Eastern State Penitentiary will open its doors to 13 lucky — or unlucky — audiences members one at a time. It follows a trend of performances for a single person.
By Peter Crimmins
Theater companies are always trying to get more people to see their shows, but a recent trend has them willingly restricting their audiences. In fact, some performance groups create work for an audience of exactly one person.
A Philadelphia haunted house troupe is jumping on that trend.
Every year, tens of thousands of people walk through Eastern State Penitentiary in the Fairmount neighborhood of Philadelphia during the Halloween season. But this year, 13 people chosen at random will be able to experience the prison haunted house alone.

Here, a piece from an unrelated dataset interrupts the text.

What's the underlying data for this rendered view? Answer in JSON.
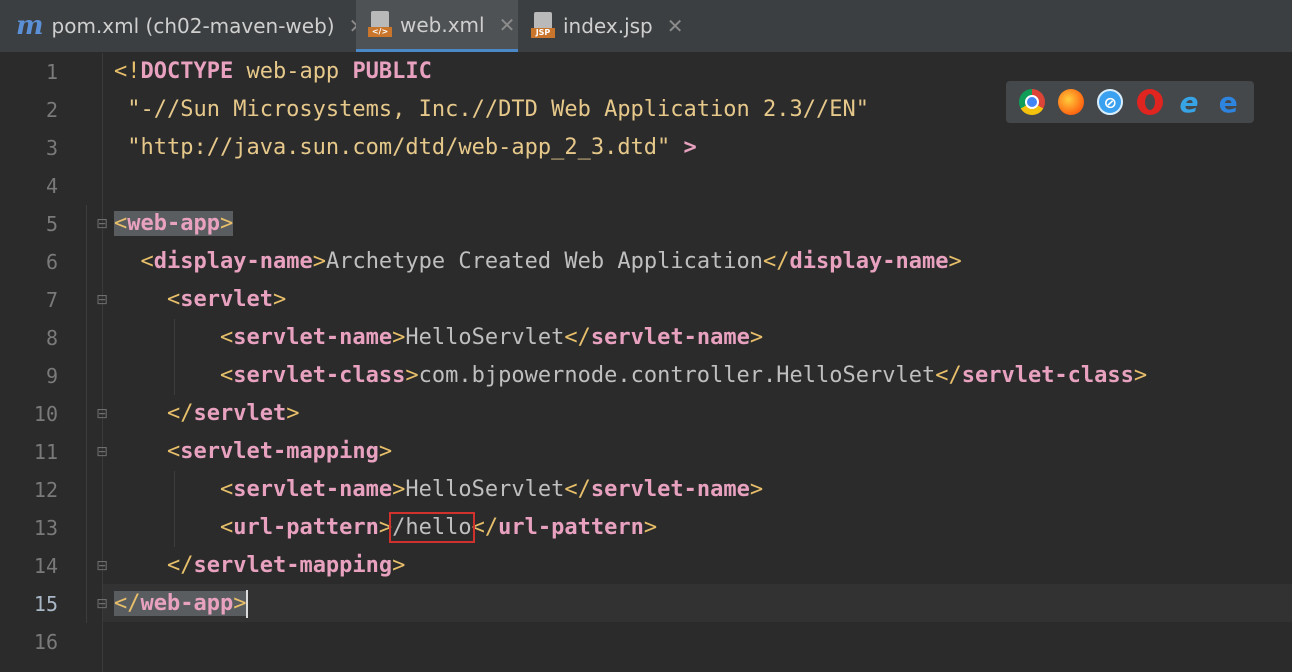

Assistant program director Brett Bertolino says the actors will focus all their efforts on one hapless individual.
“Every actor is going to know the person’s name, we can tailor to them,” says Bertolino. “Maybe we’ll try to figure out more about them and work on whatever phobias they have.”
Performances for an audience of one have been popping up in the theater world in the last few years – mostly in London. While the experience can be both intense and intimate, the costs are prohibitive. The Philadelphia Fringe Festival in 2006 offered an audience-of-one performance, featuring Headlong Dance Theater. Amy Smith is a co-founder of Headlong.
“We heard from a lot of people how great it was,” says Amy Smith, co-founder of Headlong. “It created a buzz. That’s why they did it. But it completely ignores the capitalist structure of theaters and presenters trying to sell enough seats to over the costs of the show.”
The haunted house at Eastern State Penitentiary is the biggest moneymaker for the historic site. The 13 chosen to experience it alone will not pay for the so-called privilege.